少し昔を思い出して空を眺めていると病院の裏口から樹里が出て来た。

樹里は植木の前に座っている一を見つけるなり険しい顔付きになった。

「何でいるの?もうここには来ないって約束したでしょ」

「病院の中には入ってない」

「何それっ」

「最低っ」と吐き捨てて樹里は駐車場の車を目指す。

一はその背中を追った。

デニムに真っ白な胸の開いたTシャツ姿。
私服の樹里を見るのは久しぶりだった。

「ジュリ。俺さあ、第一志望〇〇医科大なんだ。先輩たちも結構〇〇医科大合格してるし、うちの高校医大進学率高いんだよね」

一は親にもクラスメイトにも医科大を目指していると話したことはなかった。

口に出して失敗したら格好悪いというのとは少し違うけれど、それを堂々と人に語れるほどの自信がまだなかった。

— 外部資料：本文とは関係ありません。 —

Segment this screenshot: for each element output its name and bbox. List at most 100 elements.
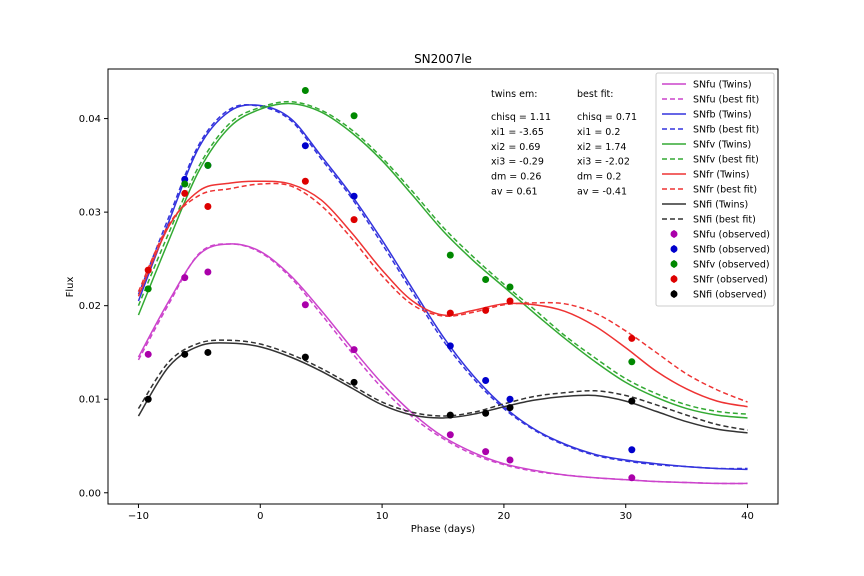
series-line-snfr-best-fit — [137, 182, 748, 403]
data-point-snfr-observed-2 — [204, 203, 212, 211]
data-point-snfv-observed-1 — [181, 180, 189, 188]
fit-parameters-annotation: twins em: chisq = 1.11 xi1 = -3.65 xi2 = 0.… — [491, 89, 637, 198]
data-point-snfv-observed-0 — [144, 285, 152, 293]
data-point-snfv-observed-2 — [204, 161, 212, 169]
annotation-best-fit-line: dm = 0.2 — [577, 172, 621, 183]
data-point-snfr-observed-7 — [506, 297, 514, 305]
data-point-snfv-observed-4 — [350, 112, 358, 120]
annotation-best-fit-line: xi3 = -2.02 — [577, 157, 630, 168]
plot-area — [137, 87, 748, 485]
legend-label-snfb-best-fit: SNfb (best fit) — [693, 125, 759, 136]
data-point-snfi-observed-1 — [181, 350, 189, 358]
annotation-best-fit-line: chisq = 0.71 — [577, 112, 637, 123]
legend-label-snfr-observed: SNfr (observed) — [693, 275, 768, 286]
data-point-snfv-observed-6 — [482, 275, 490, 283]
data-point-snfb-observed-2 — [301, 142, 309, 150]
legend-label-snfi-twins: SNfi (Twins) — [693, 200, 748, 211]
data-point-snfr-observed-5 — [446, 309, 454, 317]
annotation-best-fit-line: av = -0.41 — [577, 187, 627, 198]
series-line-snfb-best-fit — [137, 104, 748, 470]
y-tick-label: 0.04 — [79, 114, 101, 125]
legend-label-snfr-best-fit: SNfr (best fit) — [693, 185, 757, 196]
series-line-snfi-best-fit — [137, 339, 748, 431]
axes-frame — [107, 68, 779, 505]
data-point-snfi-observed-7 — [506, 404, 514, 412]
annotation-twins-line: xi1 = -3.65 — [491, 127, 544, 138]
data-point-snfi-observed-8 — [628, 397, 636, 405]
x-tick-label: −10 — [128, 511, 149, 522]
data-point-snfr-observed-3 — [301, 177, 309, 185]
y-tick-label: 0.01 — [79, 395, 101, 406]
annotation-best-fit-line: xi1 = 0.2 — [577, 127, 620, 138]
y-tick-label: 0.03 — [79, 208, 101, 219]
series-line-snfv-twins — [137, 102, 748, 419]
y-tick-label: 0.02 — [79, 301, 101, 312]
data-point-snfr-observed-0 — [144, 266, 152, 274]
annotation-twins-line: xi3 = -0.29 — [491, 157, 544, 168]
legend-label-snfb-observed: SNfb (observed) — [693, 245, 770, 256]
x-tick-label: 0 — [257, 511, 263, 522]
legend-label-snfr-twins: SNfr (Twins) — [693, 170, 749, 181]
data-point-snfv-observed-7 — [506, 283, 514, 291]
legend-marker-snfr-observed — [670, 275, 678, 283]
data-point-snfb-observed-4 — [446, 342, 454, 350]
data-point-snfu-observed-8 — [628, 474, 636, 482]
legend-label-snfi-best-fit: SNfi (best fit) — [693, 215, 756, 226]
chart-title: SN2007le — [414, 52, 472, 66]
data-point-snfb-observed-6 — [506, 395, 514, 403]
data-point-snfi-observed-6 — [482, 409, 490, 417]
legend-label-snfu-observed: SNfu (observed) — [693, 230, 770, 241]
x-tick-label: 40 — [741, 511, 754, 522]
series-line-snfu-best-fit — [137, 243, 748, 485]
legend-label-snfu-best-fit: SNfu (best fit) — [693, 95, 759, 106]
legend-box — [655, 72, 775, 307]
legend-label-snfb-twins: SNfb (Twins) — [693, 110, 752, 121]
data-point-snfu-observed-6 — [482, 448, 490, 456]
legend-label-snfu-twins: SNfu (Twins) — [693, 80, 752, 91]
data-point-snfr-observed-4 — [350, 216, 358, 224]
data-point-snfb-observed-7 — [628, 446, 636, 454]
legend-marker-snfu-observed — [670, 230, 678, 238]
data-point-snfi-observed-3 — [301, 353, 309, 361]
series-line-snfb-twins — [137, 104, 748, 471]
data-point-snfr-observed-8 — [628, 334, 636, 342]
annotation-twins-line: xi2 = 0.69 — [491, 142, 540, 153]
data-point-snfi-observed-4 — [350, 378, 358, 386]
data-point-snfu-observed-4 — [350, 346, 358, 354]
y-axis-label: Flux — [65, 277, 76, 298]
legend-label-snfv-best-fit: SNfv (best fit) — [693, 155, 759, 166]
data-point-snfv-observed-5 — [446, 251, 454, 259]
y-tick-label: 0.00 — [79, 488, 101, 499]
axis-ticks: −10 0 10 20 30 40 0.00 0.01 0.02 0.03 0.04 — [79, 114, 754, 522]
data-point-snfu-observed-0 — [144, 350, 152, 358]
data-point-snfi-observed-5 — [446, 411, 454, 419]
data-point-snfi-observed-2 — [204, 348, 212, 356]
data-point-snfu-observed-7 — [506, 456, 514, 464]
data-point-snfr-observed-1 — [181, 189, 189, 197]
data-point-snfb-observed-5 — [482, 377, 490, 385]
legend-label-snfv-twins: SNfv (Twins) — [693, 140, 751, 151]
data-point-snfu-observed-1 — [181, 274, 189, 282]
annotation-best-fit-line: xi2 = 1.74 — [577, 142, 626, 153]
data-point-snfv-observed-3 — [301, 87, 309, 95]
annotation-twins-line: av = 0.61 — [491, 187, 538, 198]
x-tick-label: 20 — [498, 511, 511, 522]
legend-marker-snfb-observed — [670, 245, 678, 253]
legend-marker-snfi-observed — [670, 290, 678, 298]
annotation-best-fit-header: best fit: — [577, 89, 613, 100]
series-line-snfi-twins — [137, 342, 748, 434]
legend-marker-snfv-observed — [670, 260, 678, 268]
x-tick-label: 10 — [376, 511, 389, 522]
data-point-snfu-observed-5 — [446, 431, 454, 439]
legend-label-snfv-observed: SNfv (observed) — [693, 260, 770, 271]
x-axis-label: Phase (days) — [411, 524, 476, 535]
data-point-snfu-observed-2 — [204, 268, 212, 276]
annotation-twins-line: dm = 0.26 — [491, 172, 541, 183]
x-tick-label: 30 — [619, 511, 632, 522]
legend: SNfu (Twins) SNfu (best fit) SNfb (Twins) S… — [655, 72, 775, 307]
data-point-snfr-observed-6 — [482, 306, 490, 314]
series-line-snfr-twins — [137, 180, 748, 408]
legend-label-snfi-observed: SNfi (observed) — [693, 290, 767, 301]
data-point-snfi-observed-0 — [144, 395, 152, 403]
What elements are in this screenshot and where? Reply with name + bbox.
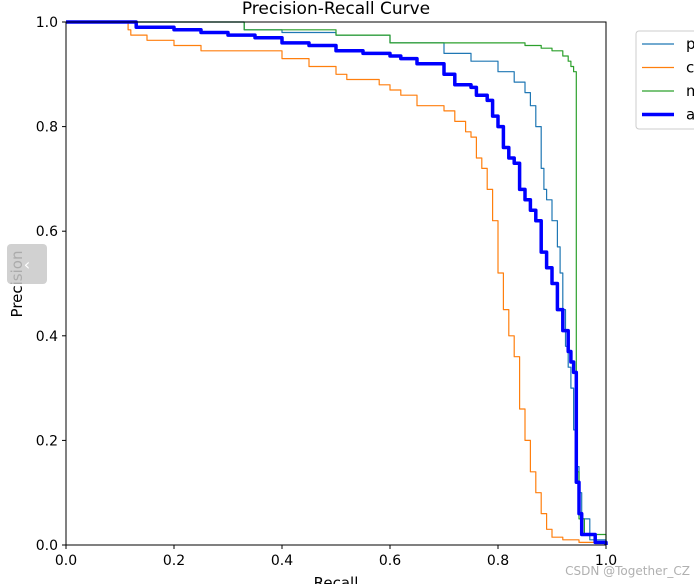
plot-frame	[65, 21, 607, 546]
series-line-p	[66, 21, 607, 545]
x-tick-label: 0.4	[271, 553, 293, 569]
legend-box	[635, 30, 694, 130]
y-tick-label: 0.2	[36, 433, 58, 449]
x-tick-label: 0.6	[379, 553, 401, 569]
series-line-a	[66, 20, 608, 545]
x-tick-label: 0.0	[55, 553, 77, 569]
x-tick-label: 0.2	[163, 553, 185, 569]
legend-label-a: a	[686, 106, 694, 124]
ticks-layer: 0.0 0.2 0.4 0.6 0.8 1.0 0.0 0.2 0.4 0.6 0.8 1.0	[36, 15, 617, 569]
series-layer	[66, 20, 608, 545]
x-axis-title: Recall	[314, 574, 359, 584]
series-line-c	[66, 21, 607, 545]
y-tick-label: 0.6	[36, 224, 58, 240]
y-tick-label: 1.0	[36, 15, 58, 31]
legend-label-p: p	[686, 35, 694, 53]
series-line-m	[66, 21, 607, 545]
chart-title: Precision-Recall Curve	[242, 0, 430, 19]
legend-label-m: m	[686, 82, 694, 100]
x-tick-label: 1.0	[595, 553, 617, 569]
x-tick-label: 0.8	[487, 553, 509, 569]
collapse-side-tab[interactable]: ‹	[7, 244, 47, 284]
y-tick-label: 0.0	[36, 538, 58, 554]
watermark: CSDN @Together_CZ	[565, 564, 690, 578]
chevron-left-icon: ‹	[23, 254, 31, 274]
y-tick-label: 0.4	[36, 329, 58, 345]
y-tick-label: 0.8	[36, 120, 58, 136]
legend-label-c: c	[686, 59, 694, 77]
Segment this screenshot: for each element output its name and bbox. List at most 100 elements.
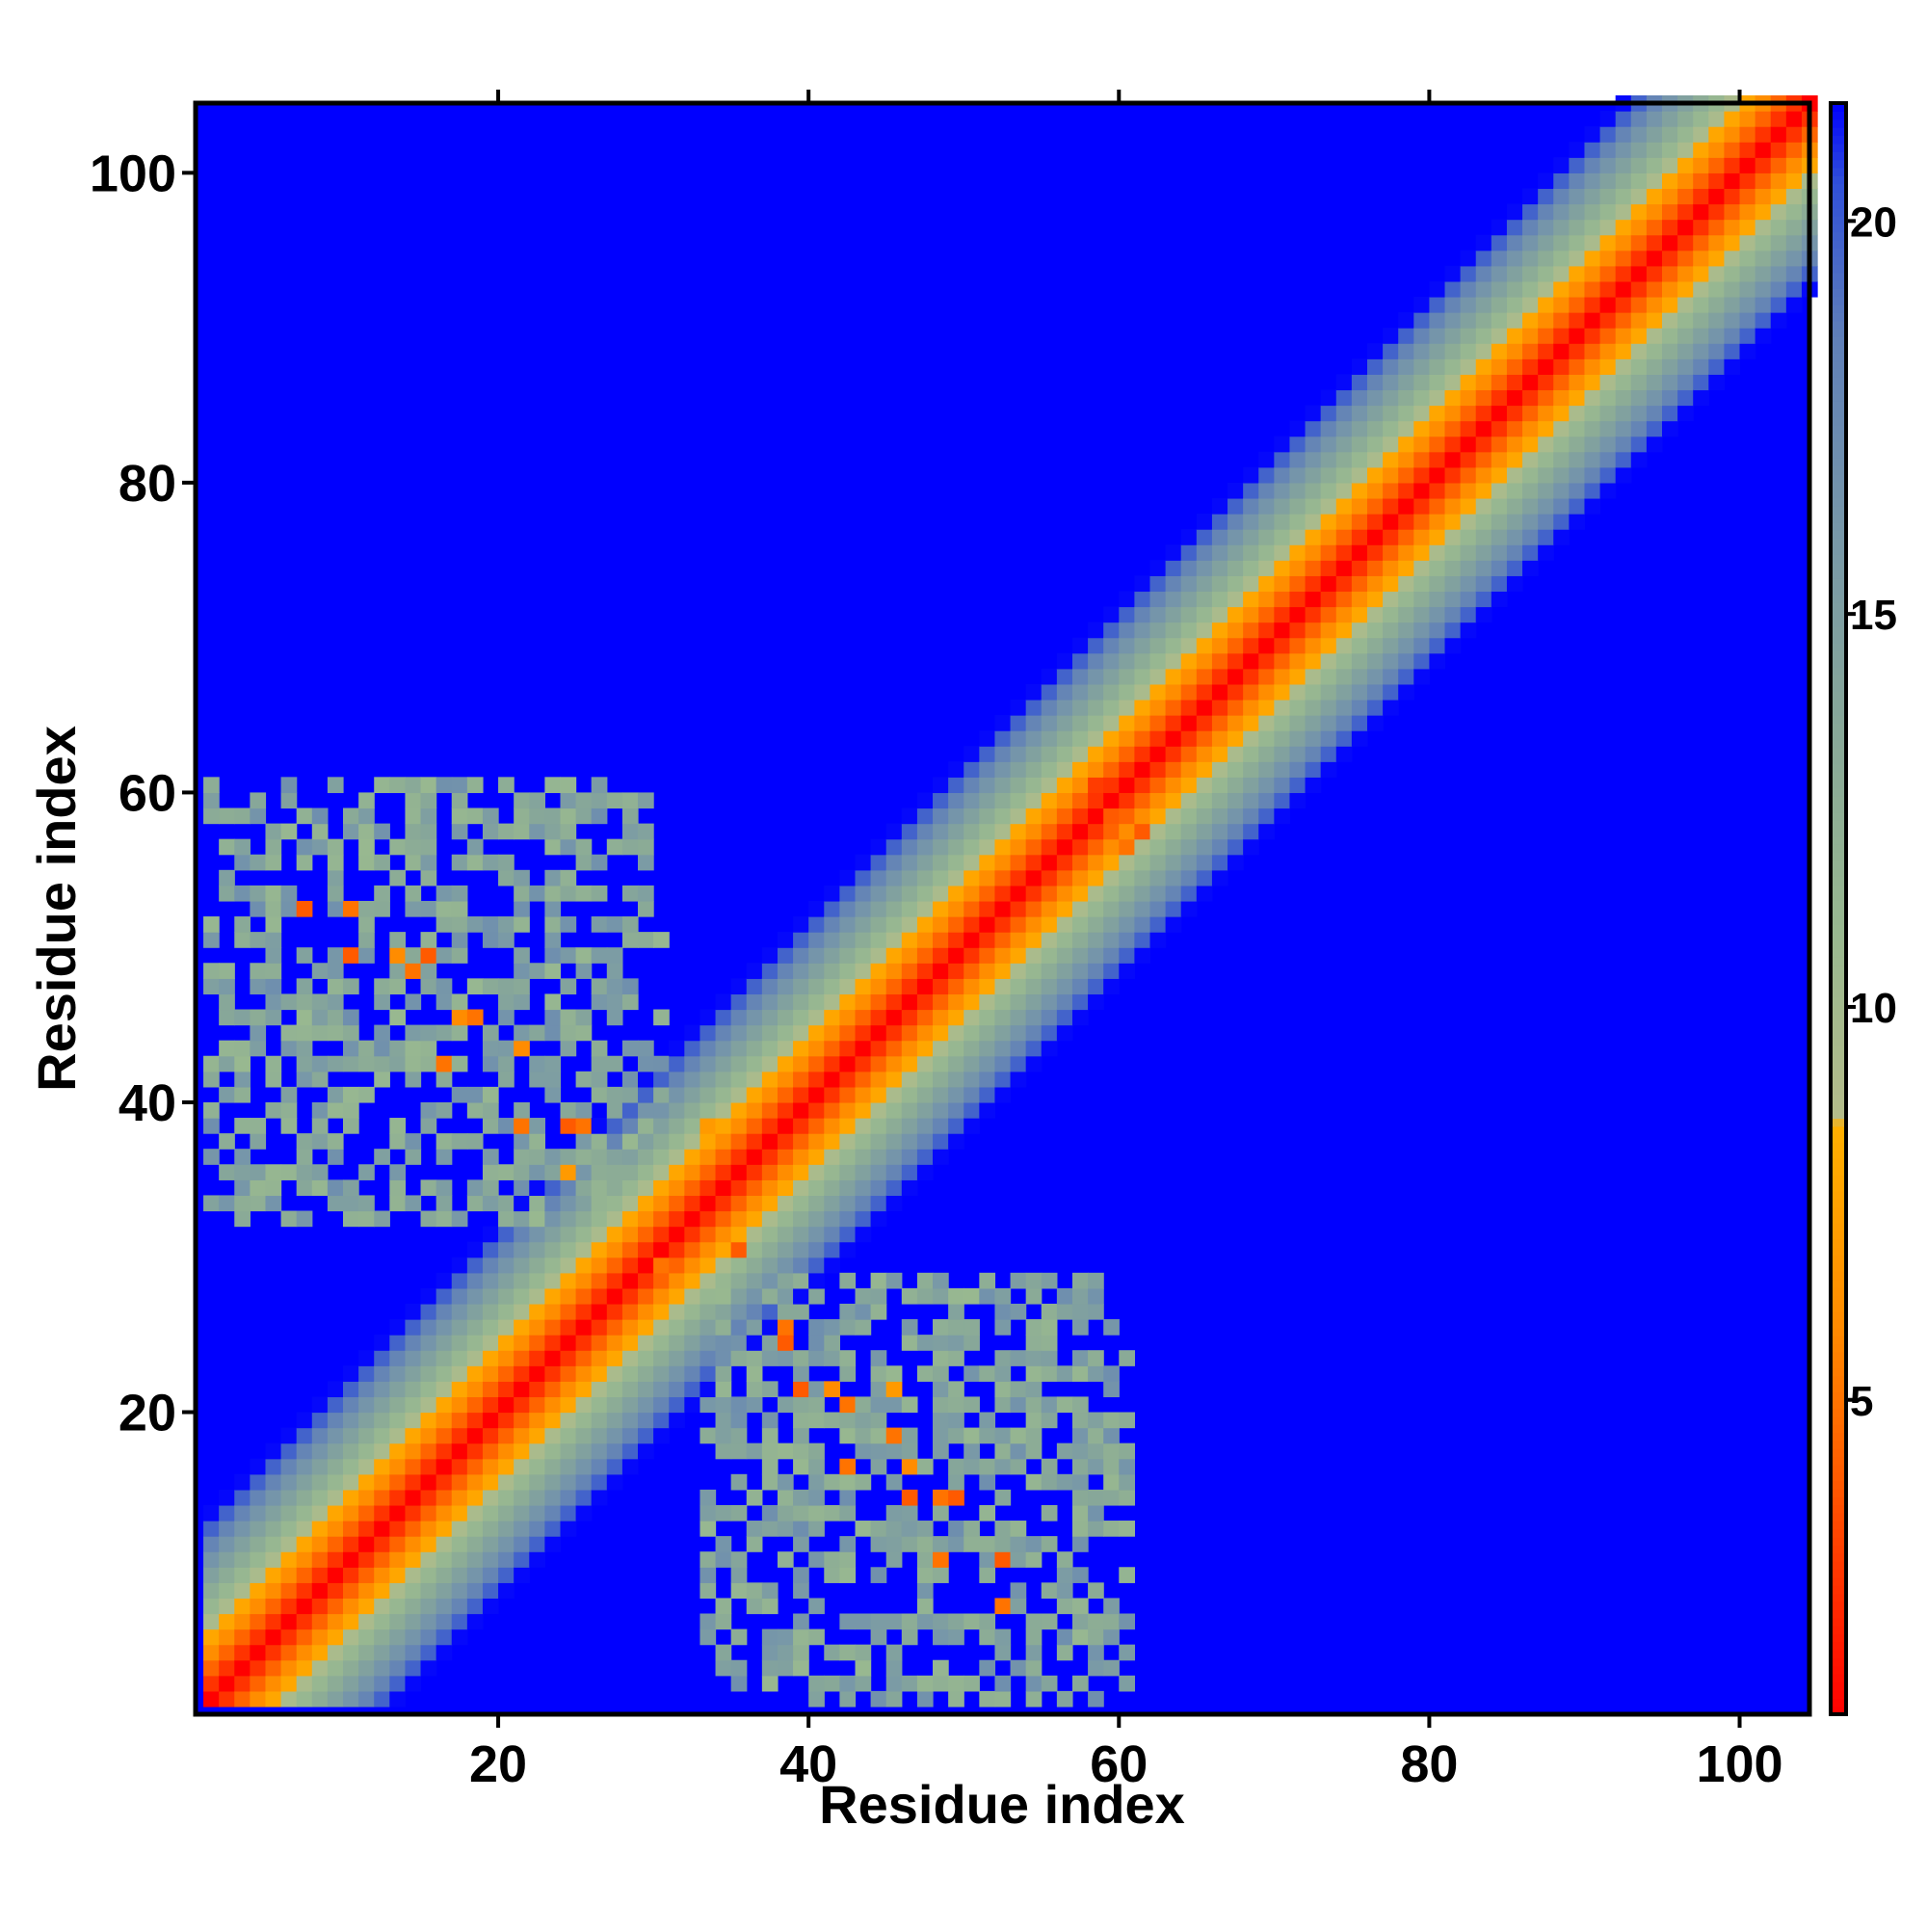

樹里は車のキーが見つからないのか鞄の中をがさごそと探っている。

樹里が今乗っているのはパールホワイトの乗用車だ。

前に乗っていた黒の軽自動車は一と別れてすぐに売ったらしい。

「国立の医科大目指す人はこんな所で油売ってる暇ないんじゃないの?」

そう言いながら樹里が鞄の中から取り出したのはキーではなくサングラスだった。

車は樹里がドアノブに手を差し込むと自動でロックが解除された。